The vice-speaker said undesirable processes started for the Armenian leadership, and the civilian population in Nagorno-Karabakh began to understand that the conflict is no longer needed.

Muradova mentioned that by starting this conflict, Armenia has created problems for the civilians in Nagorno-Karabakh, and this situation cannot continue in this way.

She stressed that the Armenians in Nagorno-Karabakh are citizens of Azerbaijan.

“We need to solve their problems and ensure the return of Azerbaijani refugees and IDPs to their natives. The April events have shown that Azerbaijan is not going to reconcile with this situation for long,” the vice-speaker concluded.

The Nagorno-Karabakh conflict entered its modern phase when the Armenian SRR made territorial claims against the Azerbaijani SSR in 1988.

A fierce war broke out between Azerbaijan and Armenia over the Nagorno-Karabakh region of Azerbaijan.
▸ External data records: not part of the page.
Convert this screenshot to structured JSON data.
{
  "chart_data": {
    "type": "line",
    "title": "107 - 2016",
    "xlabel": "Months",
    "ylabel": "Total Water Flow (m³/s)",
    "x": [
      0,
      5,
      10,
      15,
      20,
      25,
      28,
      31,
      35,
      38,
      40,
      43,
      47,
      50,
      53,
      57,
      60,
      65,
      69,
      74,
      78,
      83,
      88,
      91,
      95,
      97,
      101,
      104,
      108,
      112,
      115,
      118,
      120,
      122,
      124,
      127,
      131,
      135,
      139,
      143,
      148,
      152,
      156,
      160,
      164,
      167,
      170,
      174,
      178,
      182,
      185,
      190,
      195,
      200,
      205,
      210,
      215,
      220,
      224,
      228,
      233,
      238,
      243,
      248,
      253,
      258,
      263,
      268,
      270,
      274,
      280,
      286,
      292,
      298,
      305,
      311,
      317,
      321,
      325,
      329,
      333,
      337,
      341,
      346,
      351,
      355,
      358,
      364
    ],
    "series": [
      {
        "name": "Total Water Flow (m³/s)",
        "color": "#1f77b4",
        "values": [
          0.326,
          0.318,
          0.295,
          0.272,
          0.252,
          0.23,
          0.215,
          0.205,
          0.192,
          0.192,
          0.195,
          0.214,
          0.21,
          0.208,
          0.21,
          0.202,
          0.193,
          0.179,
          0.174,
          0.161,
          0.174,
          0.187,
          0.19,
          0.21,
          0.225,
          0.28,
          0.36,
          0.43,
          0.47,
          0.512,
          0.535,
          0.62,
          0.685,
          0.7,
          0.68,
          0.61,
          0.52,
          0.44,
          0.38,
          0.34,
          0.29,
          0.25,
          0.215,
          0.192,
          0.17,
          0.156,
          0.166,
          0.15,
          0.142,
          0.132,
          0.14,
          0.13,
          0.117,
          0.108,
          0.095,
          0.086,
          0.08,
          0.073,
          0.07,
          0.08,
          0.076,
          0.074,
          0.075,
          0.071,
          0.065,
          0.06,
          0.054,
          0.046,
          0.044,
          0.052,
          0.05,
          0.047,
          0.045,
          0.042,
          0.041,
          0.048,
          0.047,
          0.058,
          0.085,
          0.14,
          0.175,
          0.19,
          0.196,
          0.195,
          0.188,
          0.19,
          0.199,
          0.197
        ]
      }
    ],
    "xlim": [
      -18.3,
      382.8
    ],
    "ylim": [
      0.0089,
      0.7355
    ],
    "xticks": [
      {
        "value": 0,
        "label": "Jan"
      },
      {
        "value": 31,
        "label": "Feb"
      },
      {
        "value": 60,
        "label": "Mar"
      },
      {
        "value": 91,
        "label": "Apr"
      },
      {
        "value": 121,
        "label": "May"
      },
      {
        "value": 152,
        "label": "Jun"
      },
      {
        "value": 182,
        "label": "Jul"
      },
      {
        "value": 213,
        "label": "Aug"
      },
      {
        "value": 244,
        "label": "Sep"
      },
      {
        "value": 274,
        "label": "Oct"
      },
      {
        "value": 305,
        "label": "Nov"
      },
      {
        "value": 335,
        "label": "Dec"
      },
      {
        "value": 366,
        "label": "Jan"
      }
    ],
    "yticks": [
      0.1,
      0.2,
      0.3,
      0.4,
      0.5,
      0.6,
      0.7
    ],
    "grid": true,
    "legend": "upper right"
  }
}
As a result of the war, Armenian armed forces occupied some 20 percent of Azerbaijani territory which includes Nagorno-Karabakh and seven adjacent districts (Lachin, Kalbajar, Aghdam, Fuzuli, Jabrayil, Gubadli and Zangilan), and over a million Azerbaijanis became refugees and internally displaced people.

The military operations finally came to an end when Azerbaijan and Armenia signed a ceasefire agreement in Bishkek in 1994.

Dealing with the settlement of the Nagorno-Karabakh conflict is the OSCE Minsk Group, which was created after the meeting of the OSCE Ministerial Council in Helsinki on 24 March 1992. The Group’s members include Azerbaijan, Armenia, Russia, the United States, France, Italy, Germany, Turkey, Belarus, Finland and Sweden.

Besides, the OSCE Minsk Group has a co-chairmanship institution, comprised of Russian, US and French co-chairs, which began operating in 1996.

Resolutions 822, 853, 874 and 884 of the UN Security Council, which were passed in short intervals in 1993, and other resolutions adopted by the UN General Assembly, PACE, OSCE, OIC, and other organizations require Armenia to unconditionally withdraw its troops from Nagorno-Karabakh.